5 responses

  1. Philipp Hancke
    November 1, 2013

    I do wonder if Cisco is going to pay any _additional_ money for this…

    There is a reaction from Google: http://www.ietf.org/mail-archive/web/rtcweb/current/msg09338.html — note the careful wording which shows years of experience at the IETF court.

  2. Lawrence Byrd
    November 1, 2013

    Goodness, Chris, what do you really think?! Of course Cisco is protecting it’ turf and looking to expand its business by trying to ensure that standards are aligned with its own existing and future products. What large company is not doing this, including Google and others starting with ‘G’?! Are you leaving the evil corporate world and going native (or to put it in the terms of your article – what on earth were you ingesting in Portland just recently :))? There is nothing unexpected here – Cisco has a large product commitment to H.264 and wants it to be the WebRTC MTI video codec which will greatly simplify integration with their many products while not requiring them to start supporting Google’s codecs and future directions. Makes perfect evil business sense. H.265, VP9, Daala if it is to be believed, are all in the future and await much later IETF decisions, plus once H.264 or VP8 is in there as a core “lowest-common-denominator” MTI it will probably stay there for a long while as other add-on “choices” are added by different vendors.

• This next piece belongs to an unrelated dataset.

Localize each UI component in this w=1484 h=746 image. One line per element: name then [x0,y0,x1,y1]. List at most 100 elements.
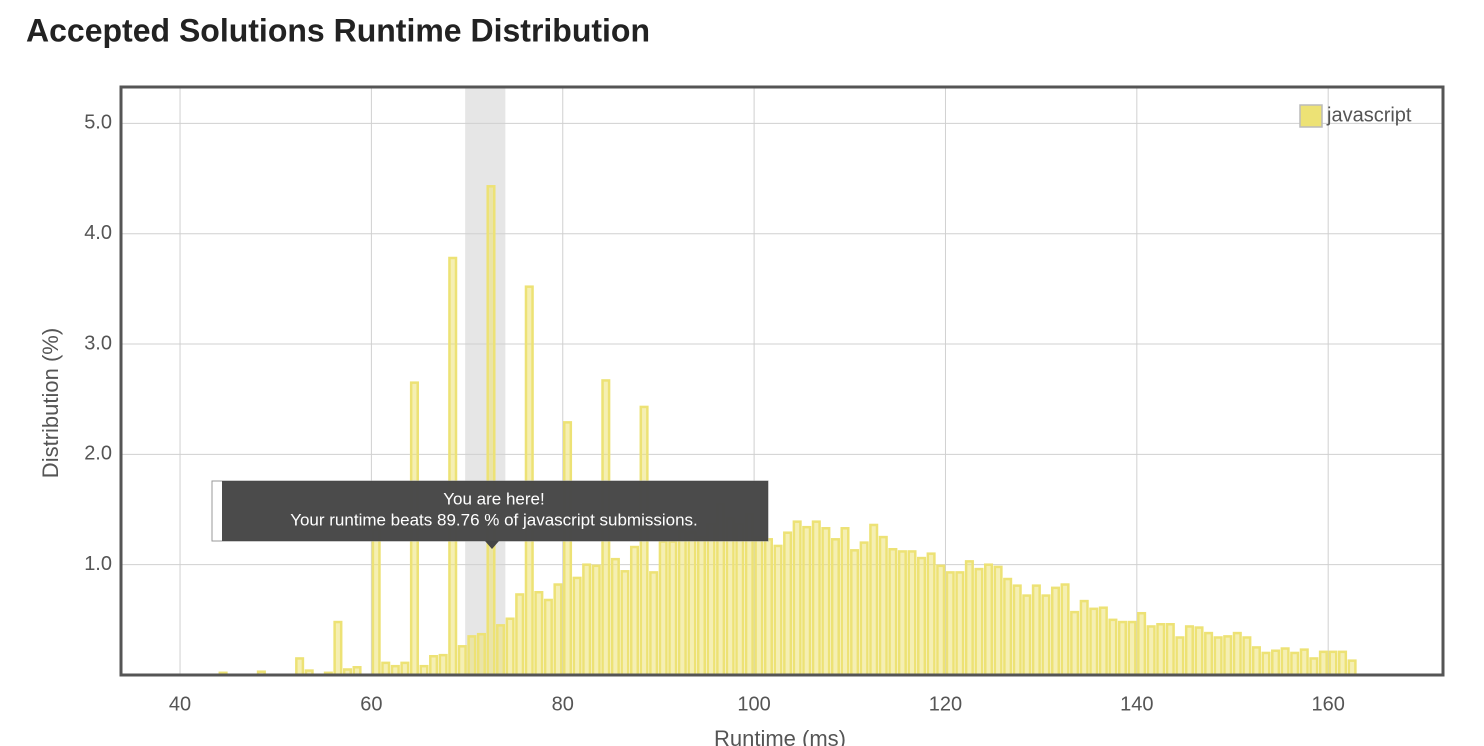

I am not usually a Cisco apologist, and personally I like the VP8/VP9 plan, but I think their announcement clearly shows that they consider WebRTC to be very important, and they therefore want H.264 to be a WebRTC MTI video codec – yes, for all their own obvious evil business reasons.

  3. song zheng
    November 6, 2013

    Great Analogy. To be fair though, Cisco took the first step in the right direction. If they took a few more steps in the right direction they’ll be running full speed toward awesome: http://www.tokbox.com/blog/is-webrtc-ready-for-h-264/

  4. Brett
    November 7, 2013

    While I generally agree with what you’re saying, you have an air of ‘anger’ about it. I agree with Lawrence that this is just a business move … i don’t think we need to bow to Cisco in thanks, but just take it for what it is, and it does have the potential to allow ubiquitous interop sooner rather than later. I don’t think it kills VP8/9 either just yet .. agree with that.

    Constructive criticism: For me, when I see 2-3 grammatical or spelling errors in a short blog such as this, it immediately decreases the credibility of the author. Clean it up!